Extremely convective wind gusts are often connected to significant damage of vulnerable structures such as buildings, infrastructures or forests. The cause of these strong wind events are part of the cold air outflow of local-scale convective weather systems which occur, depending on the region, comparatively often especially during the summer months.
Decisive for the high damage potential due to strong wind are short-term maxima wind speeds in the span of a few seconds or even less, which are termed as gusts. Over flat, approximately homogenous terrain, wind speeds of over 50 m s-1 can be reached. Numerous observations show that convectively induced storm events show higher wind speeds than winter storms of synoptic scale.
Construction of climatology for strong gusts for Germany
Due to the local-scale traits of deep moist convection and the high amount of uncertainty concerning its boundary and starting conditions, numerical weather models are not able to predict or reproduce convective strong wind events with sufficient accuracy. On the other hand their characteristics cannot be deducted from measurement stations with the required spatial representatively.
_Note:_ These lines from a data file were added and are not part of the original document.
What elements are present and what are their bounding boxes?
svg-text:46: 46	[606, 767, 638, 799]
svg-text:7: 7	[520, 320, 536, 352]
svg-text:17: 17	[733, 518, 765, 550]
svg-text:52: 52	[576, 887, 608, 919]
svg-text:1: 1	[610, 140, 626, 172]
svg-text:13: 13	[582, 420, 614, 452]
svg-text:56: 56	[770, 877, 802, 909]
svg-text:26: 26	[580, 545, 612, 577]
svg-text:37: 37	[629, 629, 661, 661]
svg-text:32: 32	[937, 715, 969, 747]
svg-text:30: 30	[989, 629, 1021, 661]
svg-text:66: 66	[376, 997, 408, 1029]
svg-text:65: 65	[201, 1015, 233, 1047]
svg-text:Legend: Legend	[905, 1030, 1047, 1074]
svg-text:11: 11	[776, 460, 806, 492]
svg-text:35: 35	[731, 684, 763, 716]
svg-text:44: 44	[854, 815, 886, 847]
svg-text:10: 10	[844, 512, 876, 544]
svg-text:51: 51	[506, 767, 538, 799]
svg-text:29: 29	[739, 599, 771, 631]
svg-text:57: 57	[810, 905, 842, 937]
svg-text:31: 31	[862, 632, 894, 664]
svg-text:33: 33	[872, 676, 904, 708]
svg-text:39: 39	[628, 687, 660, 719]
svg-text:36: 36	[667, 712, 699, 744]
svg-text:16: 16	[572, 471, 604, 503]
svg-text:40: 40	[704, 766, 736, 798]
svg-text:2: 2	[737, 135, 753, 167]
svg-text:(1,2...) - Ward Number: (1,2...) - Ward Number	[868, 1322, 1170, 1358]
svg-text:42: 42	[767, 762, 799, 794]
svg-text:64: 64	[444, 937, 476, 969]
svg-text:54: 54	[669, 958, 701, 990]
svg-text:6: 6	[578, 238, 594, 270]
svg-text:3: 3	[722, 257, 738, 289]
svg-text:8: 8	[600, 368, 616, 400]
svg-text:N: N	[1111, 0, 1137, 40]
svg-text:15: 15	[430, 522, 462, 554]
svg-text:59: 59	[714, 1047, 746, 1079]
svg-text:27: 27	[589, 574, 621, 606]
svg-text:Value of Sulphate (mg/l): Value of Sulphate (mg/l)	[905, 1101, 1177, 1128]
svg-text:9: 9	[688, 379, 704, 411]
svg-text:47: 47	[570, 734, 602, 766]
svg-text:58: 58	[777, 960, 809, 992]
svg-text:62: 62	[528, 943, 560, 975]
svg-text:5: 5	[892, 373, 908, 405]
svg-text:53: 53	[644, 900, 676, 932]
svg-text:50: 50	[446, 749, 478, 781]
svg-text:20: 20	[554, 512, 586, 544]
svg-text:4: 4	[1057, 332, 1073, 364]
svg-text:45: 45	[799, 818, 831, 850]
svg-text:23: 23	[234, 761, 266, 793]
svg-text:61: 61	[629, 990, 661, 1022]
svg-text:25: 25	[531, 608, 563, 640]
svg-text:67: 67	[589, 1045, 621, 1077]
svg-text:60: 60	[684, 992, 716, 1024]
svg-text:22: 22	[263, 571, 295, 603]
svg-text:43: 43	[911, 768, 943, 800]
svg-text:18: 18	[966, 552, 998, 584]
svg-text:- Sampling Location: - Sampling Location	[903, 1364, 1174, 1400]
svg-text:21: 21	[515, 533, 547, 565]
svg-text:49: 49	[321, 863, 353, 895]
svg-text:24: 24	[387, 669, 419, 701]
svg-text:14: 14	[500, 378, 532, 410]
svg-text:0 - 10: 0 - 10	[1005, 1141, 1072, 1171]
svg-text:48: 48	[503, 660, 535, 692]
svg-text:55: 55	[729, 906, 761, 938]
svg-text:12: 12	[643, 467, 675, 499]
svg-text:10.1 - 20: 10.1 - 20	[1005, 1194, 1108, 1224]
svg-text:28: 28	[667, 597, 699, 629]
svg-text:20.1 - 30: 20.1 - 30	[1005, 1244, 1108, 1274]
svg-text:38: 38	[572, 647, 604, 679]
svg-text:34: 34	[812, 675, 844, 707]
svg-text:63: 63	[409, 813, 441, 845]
In this respect they are not included in the meteorological statistics of horizontal wind.
With the help of statistical analysis of available observations the general understanding of the connection between strong convective wind gust, precipitation induced downdraft and horizontal wind speed in the free atmosphere (jet maximum) is to be improved.
The goal hereby is the systematic approximation of the maximum speed of downdrafts and near-ground wind fields depending on the precipitation intensity, the drop spectrum, the type of thermic layering in the lower altitudes and the vertical profiles of temperature and moisture. Using different empirical methods on observation data, the maximum speed of gusts from different historical convective systems is to be determined, in order to produce an approximation for the probabilities of convective strong wind events with a high spatial resolution for Germany.
In cooperation with the Institute for Hydromechanics (IfH) at KIT the amplification and the spreading of downdrafts at urban structures over several scales will be examined in more detail though observations in the wind tunnel. The goal is to improve the still insufficient understanding of the processes of downfall of wind gusts as well as the interaction of gusts with urban construction structures based on temporal and spatial high resolution studies and the coupling of different scales.